The biggest surprise was when I learned about the extent to which anti-independence voices are played down in foreign (non-Spanish) news reports I had read. I observed a striking misalignment between the outcry of national sentiments expressed by slogans on the streets and the proportion of people I spoke with who opposed independence. The path I took daily from my apartment to the train station was filled with chants written in Catalan calling for freedom, but none of the classmates and workers I spoke to rejoiced at the mention of separation. While it is certainly possible that those that I did speak with happened to not favor independence, my classmates nevertheless represent the socioeconomic group that was supposedly the most stalwart champions for independence, since theoretically they’d have the most to gain once rid of the tax burdens from Madrid.
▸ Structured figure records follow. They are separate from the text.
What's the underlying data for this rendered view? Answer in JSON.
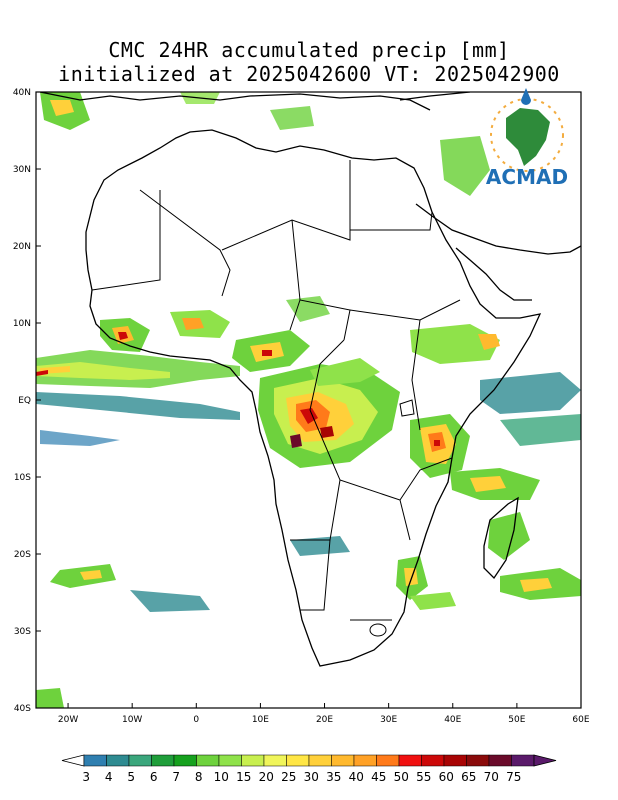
{
  "title": {
    "line1": "CMC 24HR accumulated precip [mm]",
    "line2": "initialized at 2025042600 VT: 2025042900"
  },
  "axes": {
    "lat_labels": [
      "40N",
      "30N",
      "20N",
      "10N",
      "EQ",
      "10S",
      "20S",
      "30S",
      "40S"
    ],
    "lat_values": [
      40,
      30,
      20,
      10,
      0,
      -10,
      -20,
      -30,
      -40
    ],
    "lon_labels": [
      "20W",
      "10W",
      "0",
      "10E",
      "20E",
      "30E",
      "40E",
      "50E",
      "60E"
    ],
    "lon_values": [
      -20,
      -10,
      0,
      10,
      20,
      30,
      40,
      50,
      60
    ],
    "lon_range": [
      -25,
      60
    ],
    "lat_range": [
      -40,
      40
    ]
  },
  "colorbar": {
    "labels": [
      "3",
      "4",
      "5",
      "6",
      "7",
      "8",
      "10",
      "15",
      "20",
      "25",
      "30",
      "35",
      "40",
      "45",
      "50",
      "55",
      "60",
      "65",
      "70",
      "75"
    ],
    "colors": [
      "#2f7fb0",
      "#2e8b91",
      "#3aa67c",
      "#1f9e3a",
      "#16a11e",
      "#6ed23d",
      "#8fe24a",
      "#c8ef4f",
      "#f0f55a",
      "#ffe645",
      "#ffd03a",
      "#ffb92e",
      "#ffa126",
      "#ff7a1a",
      "#f01010",
      "#cc0808",
      "#a80404",
      "#8a0a0a",
      "#6a0a2a",
      "#5a1a6a"
    ]
  },
  "logo": {
    "text": "ACMAD",
    "name": "acmad-logo"
  },
  "colors": {
    "coast": "#000000",
    "frame": "#000000",
    "background": "#ffffff"
  }
}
A Catalan friend illuminated my bewilderment with a possible explanation, noting that fear of losing economic benefits as a European Union member motivates many middle-class households to prefer the status quo. Another heated point of contention between the two factions involves the difference in Spanish and Catalan cultures and the alleged suppression of Catalan culture by Spanish culture; while few denied distinctions between them, many I spoke with mentioned inseverable family ties outside Catalonia. Since the Industrial Revolution, resource-rich Barcelona has attracted migrant workers from all over Spain, and thus many Catalans trace their roots to other parts of Spain. Given the emphasis Spanish people place on family cohesion, the concept of becoming a citizen of another country is unacceptable and inconceivable for a Catalan with an overt Castilian last name and grandparents still in Andalusia (southern Spain). For many that see themselves as fully Catalan and fully Spanish, being told that one day they are no longer Spanish is as much of an encroachment as the other way around.
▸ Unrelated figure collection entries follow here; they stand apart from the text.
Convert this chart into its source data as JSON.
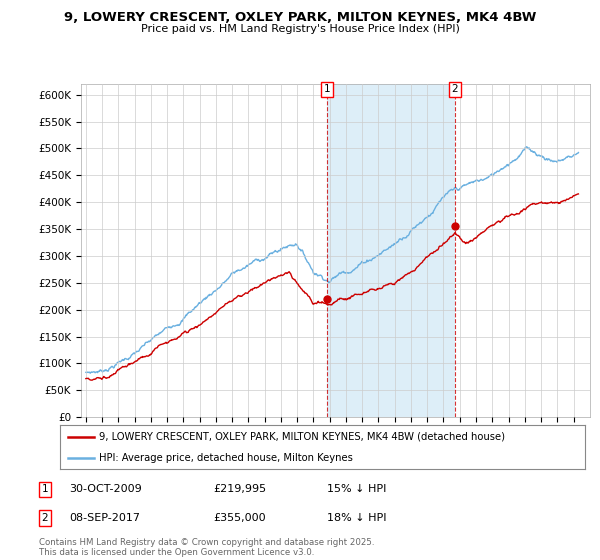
{
  "title1": "9, LOWERY CRESCENT, OXLEY PARK, MILTON KEYNES, MK4 4BW",
  "title2": "Price paid vs. HM Land Registry's House Price Index (HPI)",
  "ylim": [
    0,
    620000
  ],
  "yticks": [
    0,
    50000,
    100000,
    150000,
    200000,
    250000,
    300000,
    350000,
    400000,
    450000,
    500000,
    550000,
    600000
  ],
  "ytick_labels": [
    "£0",
    "£50K",
    "£100K",
    "£150K",
    "£200K",
    "£250K",
    "£300K",
    "£350K",
    "£400K",
    "£450K",
    "£500K",
    "£550K",
    "£600K"
  ],
  "hpi_color": "#6ab0e0",
  "price_color": "#cc0000",
  "shade_color": "#ddeef8",
  "marker1_year": 2009.83,
  "marker2_year": 2017.69,
  "marker1_price": 219995,
  "marker2_price": 355000,
  "annotation1": [
    "1",
    "30-OCT-2009",
    "£219,995",
    "15% ↓ HPI"
  ],
  "annotation2": [
    "2",
    "08-SEP-2017",
    "£355,000",
    "18% ↓ HPI"
  ],
  "legend1": "9, LOWERY CRESCENT, OXLEY PARK, MILTON KEYNES, MK4 4BW (detached house)",
  "legend2": "HPI: Average price, detached house, Milton Keynes",
  "footnote": "Contains HM Land Registry data © Crown copyright and database right 2025.\nThis data is licensed under the Open Government Licence v3.0.",
  "background_color": "#ffffff",
  "grid_color": "#cccccc"
}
If many Catalonians want to remain part of Spain, why are their voices muffled? The silence is partially attributable to fear. Proudly displaying a Spanish national flag on their balcony in lieu of a Catalan one, as some have attempted, may invite a defaced wall or far worse consequences. Though most independentists are peaceful, the small portion of violent independentists constitute enough reason for caution. As a result, the “stay” voices remain muffled and flagless. Meanwhile, the independentists’ skills in organization and employment of symbols like 1714 render their demands much louder in media representation. For these reasons, my politics professor explained that the low voter turnout rate in 2017 was fully within the comprehension of most Catalans, though it might have come as a surprise to an international audience.
My pre-study abroad conception of this issue entailed two poles on opposite ends, that of the Madrid government and an independentist Catalonia in solidarity. But scratching beneath the surface, there are complicated politics interspersed with emotions within both factions. While it may seem logical to assume that popular sentiments in a democratic society such as Barcelona can be easily detected, relying on poll results and less than scrupulous fieldwork will lead to specious conclusions. With that in mind, the issue of Catalan independence transcends the mere quarrel between Madrid and Barcelona and ultimately reflects the pluralistic identities and complex socioeconomic realities in the Catalan region. As I pursue the European studies certificate here at Georgetown, I hope to build upon observations from these two immersive months and yield a more nuanced and thorough interpretation.